那个位置上,工作中的她,依然不理会任何的事,连抬眸也不曾。
陈温玉迎了上去,挽住他的臂,语气亲热,“阿见,晚上要吃什么菜?”
“老板娘还会做菜呀?”工读生惊叹,一脸的佩服到极点。
“我呀,十几岁的时候就给他做饭,才把他养这么壮!”陈温玉装出一副妈妈样,抿唇玩笑道。
噗。
工读生被陈温玉的风趣逗笑了。
“真羡慕你们感情这么好!”工读生故意起哄。
工读生决定站在温玉姐这一边。
陈温玉挽着他,落落大方的笑着。
乔唯朵放下勺子,便当盒只吃了三分之一,她已没什么胃口。
她拿出印泥,粘上红色印油,工工整整盖好“邢岁见”三字。
起身,她走到他们面前:“老板,这是您的文件,我已经审阅,应该没什么问题。”
邢岁见接过文件,他看也不看,交给一旁的陈温玉。
他的目光,从头到尾,一直盯凝着乔唯朵。
“我今天打电话给鞋厂的陈老板,他这一期的贷款利息已经过了7天还没有转帐,但是他的手机已停机。”她面无表情地汇报工作。
闻言,邢岁见和陈温玉的表情都有片刻间的古怪。
“乔唯朵,公司的往来款你不必插手,管好你手头的工作就行。”他冷声道。
乔唯朵的工作内容很简单,不曾涉及机密。
一开始是因为温玉不想放权,再接着,是他改变主意,不想让她知道太多。
“是。”听到他的话,乔唯朵没有太大反应,她回桌,重新入座,翻开另一份文件。
陈温玉松了口气,她笑盈盈地接过文件,放入自己的公文包,并亲昵拉拉他,“阿见,我们回家吧。”
邢岁见眉头拧成一团。
正在他想转身时,乔唯朵面前的电话响起,她沉稳接起,“您好,这里是xx投资公司。”
对方不知道说了什么。
她顿了一下,语气变得疏淡、客套,“不好意思,我吃过晚饭了。”说完,她挂断电话,继续埋首工作。
“该不会又是街口那个陈氏牛肉面店的小老板?”很爱八卦的工读生脱口而出。
陈氏牛肉面店?街口那家装潢很不错的面馆?面馆的小老板打电话来推销自己的拉面?邢岁见眉头蹙得更深了。

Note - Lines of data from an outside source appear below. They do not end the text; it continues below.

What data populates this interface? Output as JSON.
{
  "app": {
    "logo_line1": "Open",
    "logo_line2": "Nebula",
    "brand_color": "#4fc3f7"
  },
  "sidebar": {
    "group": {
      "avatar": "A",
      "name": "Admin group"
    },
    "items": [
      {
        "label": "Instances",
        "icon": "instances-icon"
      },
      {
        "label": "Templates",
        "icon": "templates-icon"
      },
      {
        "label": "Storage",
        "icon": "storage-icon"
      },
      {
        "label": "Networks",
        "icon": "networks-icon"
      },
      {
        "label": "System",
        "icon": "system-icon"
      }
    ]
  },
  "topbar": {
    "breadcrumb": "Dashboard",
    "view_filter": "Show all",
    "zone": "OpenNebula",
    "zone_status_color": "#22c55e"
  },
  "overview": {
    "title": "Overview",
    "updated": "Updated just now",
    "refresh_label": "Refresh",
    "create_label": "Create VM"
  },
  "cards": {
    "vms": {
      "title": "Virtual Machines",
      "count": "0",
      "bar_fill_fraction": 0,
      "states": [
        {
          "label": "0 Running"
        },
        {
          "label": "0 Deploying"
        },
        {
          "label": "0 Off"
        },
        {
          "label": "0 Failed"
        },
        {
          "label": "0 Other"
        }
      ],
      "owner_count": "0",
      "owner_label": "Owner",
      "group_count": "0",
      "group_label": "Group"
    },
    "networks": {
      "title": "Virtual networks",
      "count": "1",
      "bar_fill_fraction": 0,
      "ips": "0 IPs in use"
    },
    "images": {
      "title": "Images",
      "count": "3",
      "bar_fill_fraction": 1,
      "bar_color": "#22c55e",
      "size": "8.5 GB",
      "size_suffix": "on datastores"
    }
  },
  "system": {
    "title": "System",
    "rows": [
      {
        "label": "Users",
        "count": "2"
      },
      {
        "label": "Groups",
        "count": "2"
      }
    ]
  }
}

“上上周唯朵姐去面店吃面,面店小老板对她惊为天人,吃完了以后,小老板就一直尾随唯朵姐到公司,这段日子,只要我们这里有叫外卖,都是小老板亲自送过来呢!”而且,牛肉的份量超多。
邢岁见面色顿时有点难看。
乔唯朵可真有招蜂引蝶的本事!听到有人窥视自己的女人,这种感觉糟糕透了!
“乔唯朵,该下班了。”他一动不动,提醒她。
他本打算把她藏到楼上,哪知道,第二日上班,乔唯朵问都不问就搬到了楼下办公区。
她这是什么态度?把他和陈温玉留在楼上,摆明是创造机会给他们?
她可真是大方啊,大方到成全他和陈温玉,大方他都想看看,她能做到什么程度!
乔唯朵抬起眸,“报告老板,我还有很多事情要忙,忙完以后,我会负责锁门下班。”
他们明明隔着的距离那么近,但是,他看到的都是很不真实的矜冷表情。
从第一天上班开始,她总是露出这样的表情,仿佛她只是机器人,没有任何情绪。
“阿见,我们快走了拉,省得等会开饭晚了,小胖又唧唧歪歪了。”陈温玉再次拉住他,催促。
他最后看了她一眼。
而她,连半点留他的意思也没有。
胸口涌起一股气恼。
“嗯,走吧。”他转身阔步迈离。
她没吭一声再见,依然低首在看文件。
良久、良久,整个办公室寂静到可怕,她才重新抬眸。
果然,他们都走光了
只剩下她。
……
教完瑜伽课,回到家,已经晚上十点。
她先到小弄的房间,第一件事情,她先检查女儿的功课。
越看,她的眉头越打结。
前一晚她出的数学题目,小弄错得极多。
她瞬间的沉默,让小弄很忐忑。
“爸、爸爸早上说,他以前功课也很差——”所以,不能怪她哦,是父系基因不好。
小弄狡辩。
真的很该骂!唯朵叹口气,回过身来,表情没有太苛责,掀开被子,将女儿拥入怀里。
她不知道哪个环节出错了,小弄的成绩会一落千丈。
“没关系,最重要还是努力,成绩会慢慢跟上去的。”她轻声安慰。
因为,她也看出来了小弄很不安。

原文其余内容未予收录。